Retratos& Paisagens parte I

aposta nas mangas da camisa no perfume dos homens cheios de calor e cerveja
espera alguém deve agarrá-la fecha os olhos flutua no rio se enrosca nas pernas dele
algas fazem cócegas nas plantas dos pés pisa com cuidado à margem verde. olhos verdes
ou seriam azuis? ou tanto faz?

as meninas descarregam sacolas, os rapazes as malas, colchões, preparavam aparelhos para as fotografias. uma fotografava a outra. Ela desceu de óculos escuros e os lábios rasgados de frio que não sorriam. como se já sentisse saudade ou como se fosse se arrepender. o loiro desagradável que não falava muito com ela no carro acendeu a churrasqueira e duas garotas afetadas foram derreter seus queijos com ele.

pensou em como vinha de uma vez avalanche e até nos deixava triste esssa euforia toda de abrirem garrafas e mais garrafas espumosas de cerveja bem gelada no calor que começava a brotar do céu e da terra e todos muito animados ouvindo rádio
as moças saudáveis e rosadas. de onde vinham elas, que não se continham?

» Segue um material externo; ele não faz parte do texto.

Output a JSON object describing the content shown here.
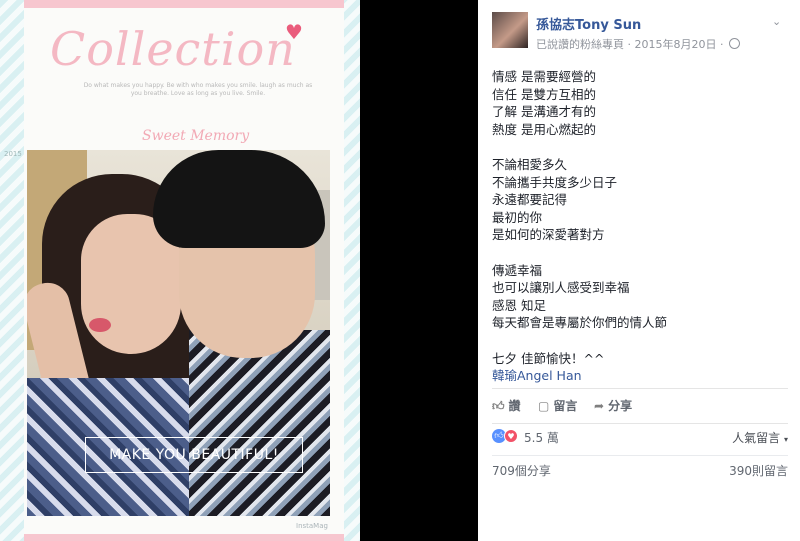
{
  "photo": {
    "collection_title": "Collection",
    "tagline": "Do what makes you happy. Be with who makes you smile. laugh as much as you breathe. Love as long as you live. Smile.",
    "sweet_memory": "Sweet Memory",
    "year": "2015",
    "make_beautiful": "MAKE YOU BEAUTIFUL!",
    "instamag": "InstaMag"
  },
  "post": {
    "author": "孫協志Tony Sun",
    "meta_text": "已說讚的粉絲專頁 · 2015年8月20日 ·",
    "lines": [
      "情感 是需要經營的",
      "信任 是雙方互相的",
      "了解 是溝通才有的",
      "熱度 是用心燃起的",
      "",
      "不論相愛多久",
      "不論攜手共度多少日子",
      "永遠都要記得",
      "最初的你",
      "是如何的深愛著對方",
      "",
      "傳遞幸福",
      "也可以讓別人感受到幸福",
      "感恩 知足",
      "每天都會是專屬於你們的情人節",
      "",
      "七夕 佳節愉快！^^"
    ],
    "tag": "韓瑜Angel Han",
    "actions": {
      "like": "讚",
      "comment": "留言",
      "share": "分享"
    },
    "reaction_count": "5.5 萬",
    "top_comments": "人氣留言",
    "shares": "709個分享",
    "comments": "390則留言"
  },
  "colors": {
    "link": "#365899",
    "like_reaction": "#5890ff",
    "love_reaction": "#f25268"
  },
  "icons": [
    "chevron-down-icon",
    "globe-icon",
    "thumbs-up-icon",
    "comment-icon",
    "share-icon",
    "like-reaction-icon",
    "love-reaction-icon",
    "heart-icon"
  ]
}
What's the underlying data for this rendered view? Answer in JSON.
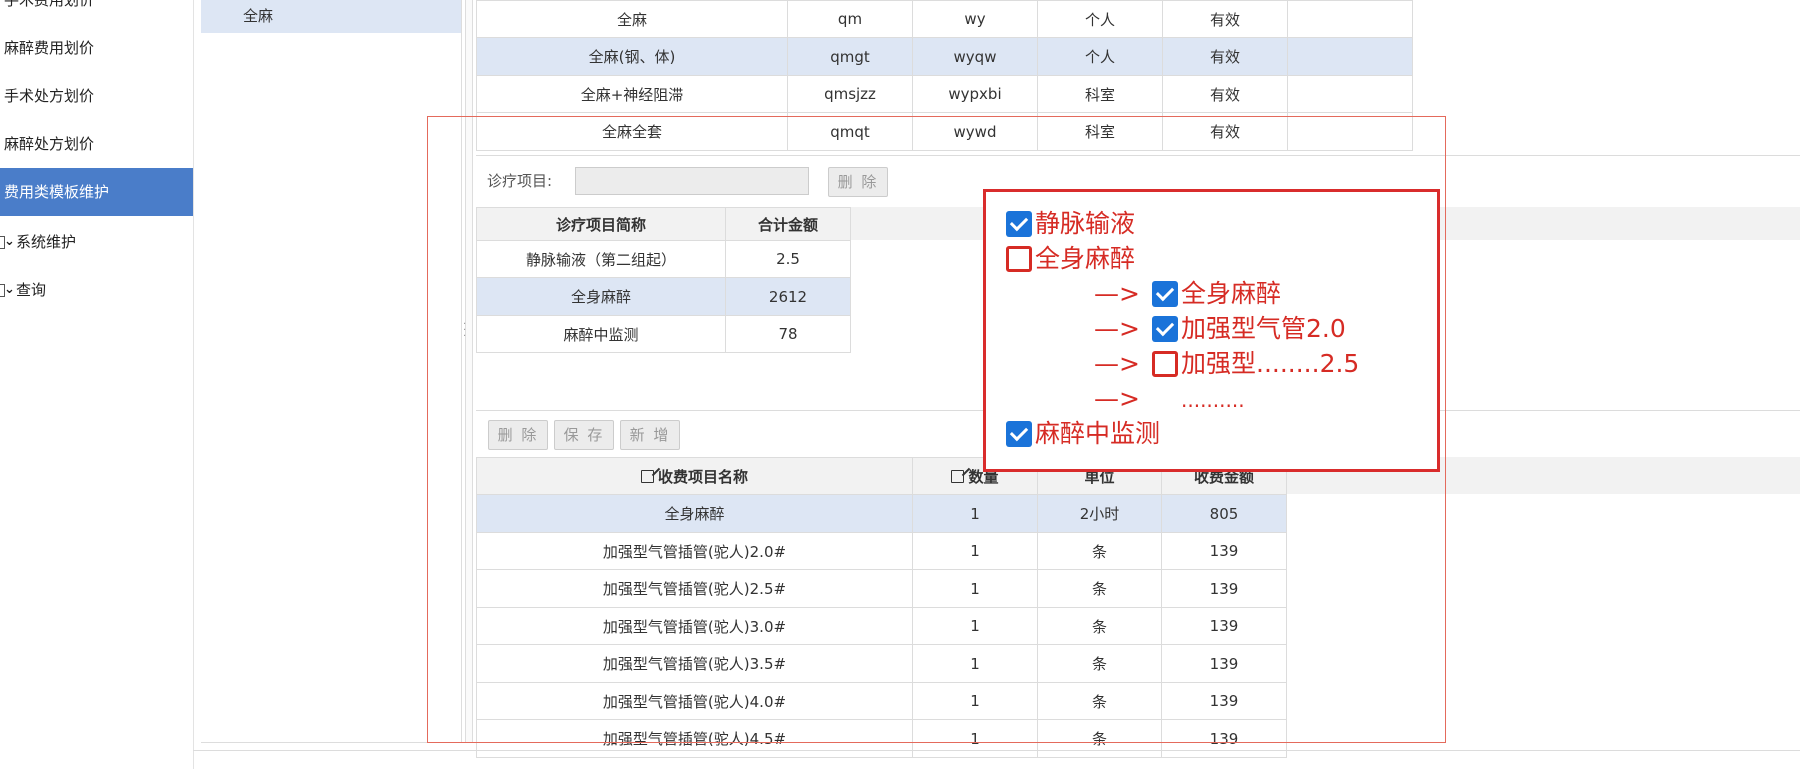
{
  "sidebar": {
    "items": [
      {
        "label": "手术费用划价"
      },
      {
        "label": "麻醉费用划价"
      },
      {
        "label": "手术处方划价"
      },
      {
        "label": "麻醉处方划价"
      },
      {
        "label": "费用类模板维护"
      },
      {
        "label": "系统维护"
      },
      {
        "label": "查询"
      }
    ],
    "chevron": "⌄"
  },
  "template_list": {
    "selected": "全麻"
  },
  "top_table": {
    "rows": [
      [
        "全麻",
        "qm",
        "wy",
        "个人",
        "有效"
      ],
      [
        "全麻(钢、体)",
        "qmgt",
        "wyqw",
        "个人",
        "有效"
      ],
      [
        "全麻+神经阻滞",
        "qmsjzz",
        "wypxbi",
        "科室",
        "有效"
      ],
      [
        "全麻全套",
        "qmqt",
        "wywd",
        "科室",
        "有效"
      ]
    ]
  },
  "diag_form": {
    "label": "诊疗项目:",
    "delete_label": "删 除"
  },
  "diag_table": {
    "headers": [
      "诊疗项目简称",
      "合计金额"
    ],
    "rows": [
      [
        "静脉输液（第二组起）",
        "2.5"
      ],
      [
        "全身麻醉",
        "2612"
      ],
      [
        "麻醉中监测",
        "78"
      ]
    ]
  },
  "toolbar": {
    "delete_label": "删 除",
    "save_label": "保 存",
    "add_label": "新 增"
  },
  "fee_table": {
    "headers": [
      "收费项目名称",
      "数量",
      "单位",
      "收费金额"
    ],
    "rows": [
      [
        "全身麻醉",
        "1",
        "2小时",
        "805"
      ],
      [
        "加强型气管插管(驼人)2.0#",
        "1",
        "条",
        "139"
      ],
      [
        "加强型气管插管(驼人)2.5#",
        "1",
        "条",
        "139"
      ],
      [
        "加强型气管插管(驼人)3.0#",
        "1",
        "条",
        "139"
      ],
      [
        "加强型气管插管(驼人)3.5#",
        "1",
        "条",
        "139"
      ],
      [
        "加强型气管插管(驼人)4.0#",
        "1",
        "条",
        "139"
      ],
      [
        "加强型气管插管(驼人)4.5#",
        "1",
        "条",
        "139"
      ]
    ]
  },
  "annotation": {
    "arrow": "—>",
    "lines": [
      {
        "text": "静脉输液",
        "checked": true
      },
      {
        "text": "全身麻醉",
        "checked": false
      },
      {
        "text": "全身麻醉",
        "checked": true
      },
      {
        "text": "加强型气管2.0",
        "checked": true
      },
      {
        "text": "加强型........2.5",
        "checked": false
      },
      {
        "text": "..........",
        "checked": null
      },
      {
        "text": "麻醉中监测",
        "checked": true
      }
    ]
  },
  "colors": {
    "accent": "#4a7dc9",
    "selected_row": "#dde6f4",
    "annotation_red": "#d62b24",
    "checkbox_blue": "#1a73d9"
  }
}
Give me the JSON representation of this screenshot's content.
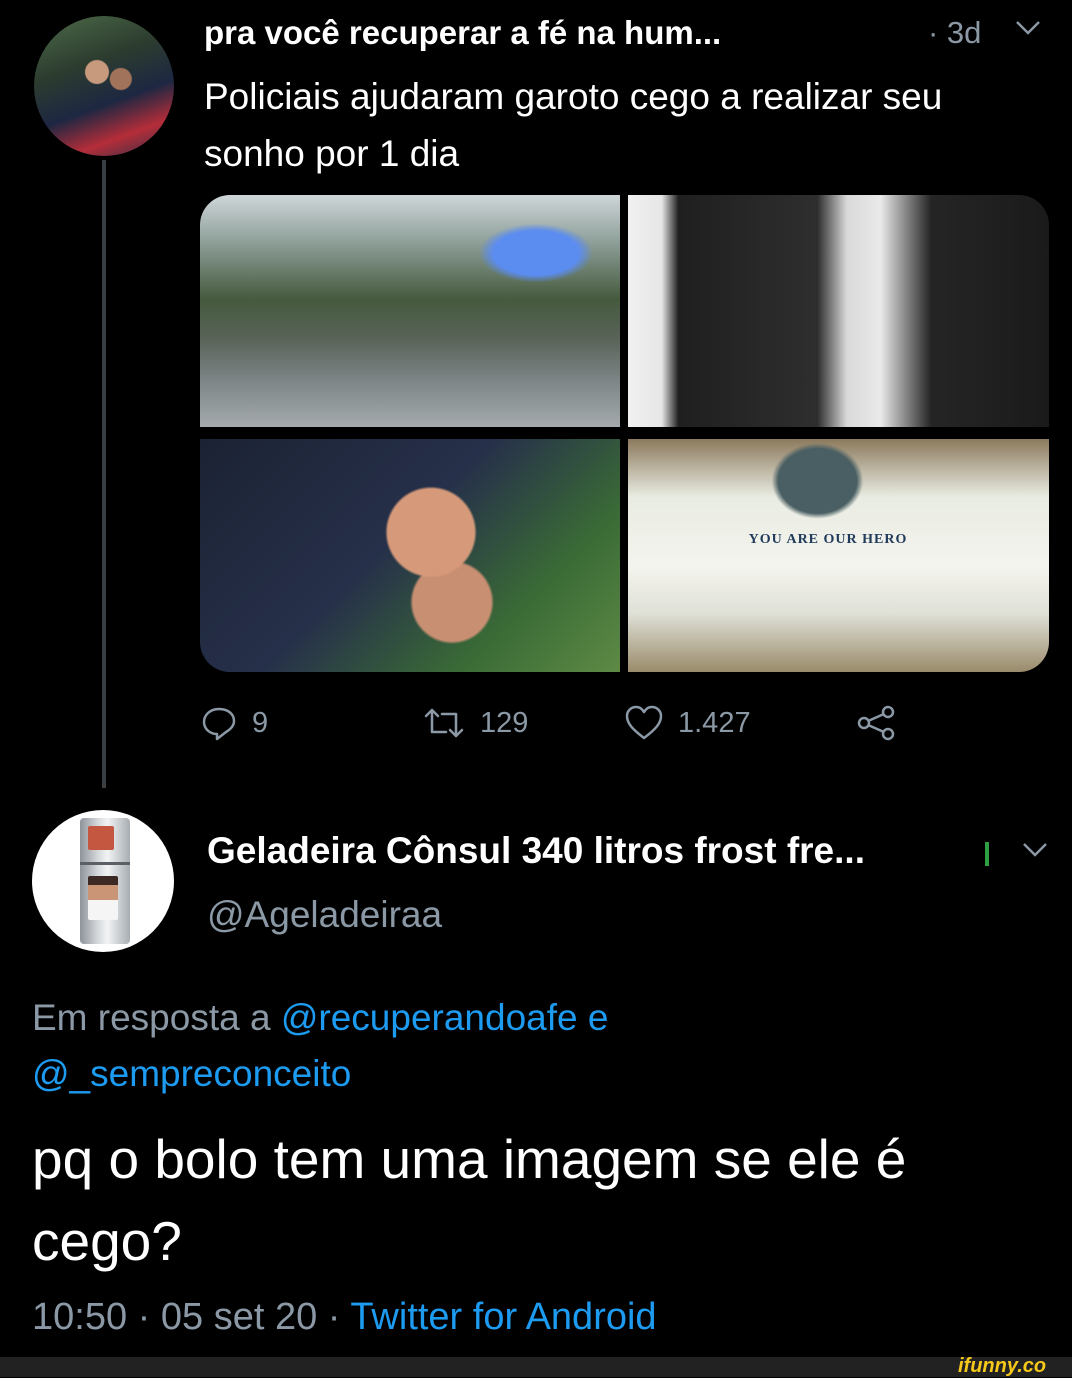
{
  "tweet1": {
    "author_name": "pra você recuperar a fé na hum...",
    "meta": "· 3d",
    "text": "Policiais ajudaram garoto cego a realizar seu sonho por 1 dia",
    "cake_text": "YOU ARE OUR HERO",
    "actions": {
      "replies": "9",
      "retweets": "129",
      "likes": "1.427"
    }
  },
  "tweet2": {
    "author_name": "Geladeira Cônsul 340 litros frost fre...",
    "handle": "@Ageladeiraa",
    "reply_prefix": "Em resposta a",
    "reply_user1": "@recuperandoafe",
    "reply_and": "e",
    "reply_user2": "@_sempreconceito",
    "text": "pq o bolo tem uma imagem se ele é cego?",
    "time": "10:50",
    "date": "05 set 20",
    "source": "Twitter for Android"
  },
  "watermark": "ifunny.co",
  "colors": {
    "background": "#000000",
    "secondary_text": "#8b98a5",
    "link": "#1d9bf0"
  }
}
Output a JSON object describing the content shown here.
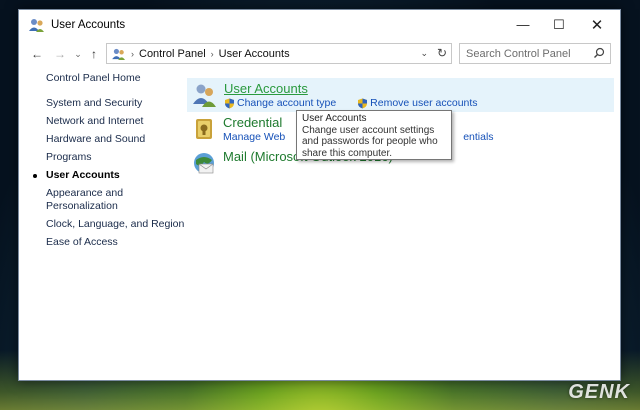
{
  "window": {
    "title": "User Accounts",
    "minimize": "—",
    "maximize": "☐",
    "close": "✕"
  },
  "nav": {
    "back": "←",
    "forward": "→",
    "recent": "⌄",
    "up": "↑"
  },
  "address": {
    "crumbs": [
      "Control Panel",
      "User Accounts"
    ],
    "separator": "›",
    "dropdown": "⌄",
    "refresh": "↻"
  },
  "search": {
    "placeholder": "Search Control Panel"
  },
  "sidebar": {
    "items": [
      {
        "label": "Control Panel Home"
      },
      {
        "label": "System and Security"
      },
      {
        "label": "Network and Internet"
      },
      {
        "label": "Hardware and Sound"
      },
      {
        "label": "Programs"
      },
      {
        "label": "User Accounts",
        "current": true
      },
      {
        "label": "Appearance and"
      },
      {
        "label": "Personalization"
      },
      {
        "label": "Clock, Language, and Region"
      },
      {
        "label": "Ease of Access"
      }
    ]
  },
  "main": {
    "user_accounts": {
      "title": "User Accounts",
      "link1": "Change account type",
      "link2": "Remove user accounts"
    },
    "credential": {
      "title": "Credential",
      "link1_start": "Manage Web",
      "link1_end": "entials"
    },
    "mail": {
      "title": "Mail (Microsoft Outlook 2016)"
    }
  },
  "tooltip": {
    "title": "User Accounts",
    "body": "Change user account settings and passwords for people who share this computer."
  },
  "watermark": "GENK",
  "colors": {
    "category_green": "#1e7a2e",
    "link_blue": "#1651b8",
    "hover_bg": "#e5f3fb"
  }
}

se luzisse apenas uma lua alaranjada maravilhosa e fizesse um calor sedento, tudo bem, mas havia brisa e perfume no ar. o entardecer prometia uma noite esplêndida. a primavera em cada pedaço de terra úmida criava uma completa intimidade e falta de comprometimento entre nós, total. livre de ruídos. só dependia delas serem mais divertidas. estávamos podre de cansados.

as senhoritas com sua selvageia inocente e prática colocaram logo biquinis e fizeram festinhas na água enquanto tinha de me preocupar com, por exemplo, a churrasqueira e a bebida que de vez enquanto atirava com sarcasmo alegre e divertido para cada um. uma lata estupidamente.
gelada. nada poderia ser mais suave. mais sufocante e demilidor. enquanto as outras se deleitavam a luz do sol quente ela se aproximou furtiva de mim e disse: amanhã, vou nadar contigo no rio. e sorriu. sorriso de sol.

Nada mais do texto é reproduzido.